Robert Rossney, writing in Wired shortly after the launch of eb.com in 1995, was sceptical of the need of encyclopedias in the internet age, stating: "Given that the Web itself is becoming the sum of the world's knowledge, isn't putting the Encyclopaedia Britannica online a spectacularly useless thing to do?"

A 2000 review by librarian Barbara M. Bibel in The Charleston Advisor described both the then-separate Britannica.com and Britannica Online as "one of the best encyclopedic sites on the Web, especially in terms of the written content", and suggested that they had "good basic searching including simple and advanced search modes", although she criticised the lack of multimedia content compared to the DVD version. She did not think that content provided by the paid version of Britannica Online was sufficiently different from the content offered by the free to access Britannica.com to justify a subscription. A later 2011 review by Lizah Ismail in the same publication, by which time the two services were merged, was positive about the paid version (the institutional Britannica Academic and personal Britannica Premium had almost identical content), stating that they offered "good 'first stop' resources from encyclopedia entries, relevant Web sites, and e-books and primary sources, as well as full-text access to scholarly journals for further research", but was more critical of the free version, stating that it was "inundated with advertising that does appear excessive and could be quite annoying and distracting to some." and only provided access to the first 100 words of most articles.
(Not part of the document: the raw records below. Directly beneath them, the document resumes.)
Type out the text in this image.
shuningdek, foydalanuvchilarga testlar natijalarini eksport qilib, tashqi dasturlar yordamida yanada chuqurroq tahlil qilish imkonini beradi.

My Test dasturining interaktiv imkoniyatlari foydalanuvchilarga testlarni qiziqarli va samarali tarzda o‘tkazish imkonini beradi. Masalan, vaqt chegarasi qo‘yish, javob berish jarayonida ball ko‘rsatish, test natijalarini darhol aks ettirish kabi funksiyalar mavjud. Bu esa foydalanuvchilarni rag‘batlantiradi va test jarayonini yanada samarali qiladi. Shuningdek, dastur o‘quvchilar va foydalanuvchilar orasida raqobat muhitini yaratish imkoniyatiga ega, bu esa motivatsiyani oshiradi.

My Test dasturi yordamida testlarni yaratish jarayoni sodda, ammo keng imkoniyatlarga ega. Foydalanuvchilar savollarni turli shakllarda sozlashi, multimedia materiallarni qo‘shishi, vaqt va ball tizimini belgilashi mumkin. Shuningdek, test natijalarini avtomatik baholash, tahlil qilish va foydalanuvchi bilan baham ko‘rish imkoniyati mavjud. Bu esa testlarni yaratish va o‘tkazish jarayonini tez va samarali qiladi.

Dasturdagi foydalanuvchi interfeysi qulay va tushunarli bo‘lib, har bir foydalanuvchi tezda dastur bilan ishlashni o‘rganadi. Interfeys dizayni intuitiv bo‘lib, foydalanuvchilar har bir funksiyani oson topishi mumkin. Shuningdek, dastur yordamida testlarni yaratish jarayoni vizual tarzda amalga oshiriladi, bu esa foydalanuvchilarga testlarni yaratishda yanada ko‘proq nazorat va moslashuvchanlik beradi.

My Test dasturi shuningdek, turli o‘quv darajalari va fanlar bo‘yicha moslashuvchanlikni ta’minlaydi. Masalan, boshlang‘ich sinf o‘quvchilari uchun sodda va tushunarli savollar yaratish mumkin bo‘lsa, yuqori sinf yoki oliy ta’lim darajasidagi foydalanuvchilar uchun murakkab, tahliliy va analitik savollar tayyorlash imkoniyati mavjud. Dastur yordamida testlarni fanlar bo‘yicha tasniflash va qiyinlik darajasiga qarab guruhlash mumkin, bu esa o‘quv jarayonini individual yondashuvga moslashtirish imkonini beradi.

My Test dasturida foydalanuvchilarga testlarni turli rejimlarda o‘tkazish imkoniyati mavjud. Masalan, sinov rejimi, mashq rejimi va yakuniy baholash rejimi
In a 2015 retrospective study on reactions to the 2012 announcement of the print edition of the Britannica ceasing publication, it was noted that the wider reactions gave off the impression that "encyclopedia would cease to exist entirely" rather than just be online only, with most reader comments on The New York Times articles on the subject observed to have "primarily referred to [the Britannica] as a print source, a set of books, first and foremost and as such it ceases to exist – at least it ceases to be ‘alive' [if it ceases to be printed]. ... With few exceptions, the reader comments do not consider the existence of Encyclopaedia Britannica online at all", which the authors of the study suggested reflected the diminished cultural relevance of the Britannica's current online incarnation compared to its historical book form. Simon Garfield described Britannica.com in his 2022 book All the Knowledge in the World as "not a bad place to hang out for a while. There is a lot of information one doesn’t need to pay for, and a neat home page displayed as a sort of historical newspaper, with stories on the Cuban Missile Crisis and the Cold War, a good array of quizzes and crosswords, and an 'On This Day ...' column", and suggested that the Britannica is probably considerably more read as an online encyclopaedia in the Internet age than it ever was as a written book, even if numerically dwarfed by Wikipedia in traffic.
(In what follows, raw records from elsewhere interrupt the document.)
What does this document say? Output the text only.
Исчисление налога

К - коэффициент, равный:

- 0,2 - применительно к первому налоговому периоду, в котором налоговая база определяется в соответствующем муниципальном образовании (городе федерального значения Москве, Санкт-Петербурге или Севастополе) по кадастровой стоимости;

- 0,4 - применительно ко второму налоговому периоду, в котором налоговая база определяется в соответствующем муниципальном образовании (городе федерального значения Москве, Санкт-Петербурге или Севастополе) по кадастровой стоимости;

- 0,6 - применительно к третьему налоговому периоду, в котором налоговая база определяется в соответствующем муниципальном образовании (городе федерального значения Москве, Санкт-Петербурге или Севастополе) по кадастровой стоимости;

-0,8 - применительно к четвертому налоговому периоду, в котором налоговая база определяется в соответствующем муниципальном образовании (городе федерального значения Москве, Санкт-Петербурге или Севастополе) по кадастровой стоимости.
=== 2005 Nature study vs Wikipedia ===
In 2005, the journal Nature chose articles from Britannica.com and Wikipedia in a wide range of science topics and sent them to what it called "relevant" field experts for peer review. The experts then compared the competing articles—one from each site on a given topic—side by side, but were not told which article came from which site. Nature got back 42 usable reviews. The journal found just eight serious errors, such as general misunderstandings of vital concepts: four from each site. It also discovered many factual errors, omissions or misleading statements: 162 in Wikipedia and 123 in Britannica, an average of 3.86 mistakes per article for Wikipedia and 2.92 for Britannica.

Although Britannica was revealed as the more accurate encyclopaedia, with fewer errors, in its rebuttal it called Natures study flawed and misleading and called for a "prompt" retraction. It noted that two of the articles in the study were taken from a Britannica yearbook and not the encyclopaedia, and another two were from Compton's Encyclopedia (called the Britannica Student Encyclopedia on the company's website). Nature defended its story and declined to retract, stating that, as it was comparing Wikipedia with the web version of Britannica, it used whatever relevant material was available on Britannicas website.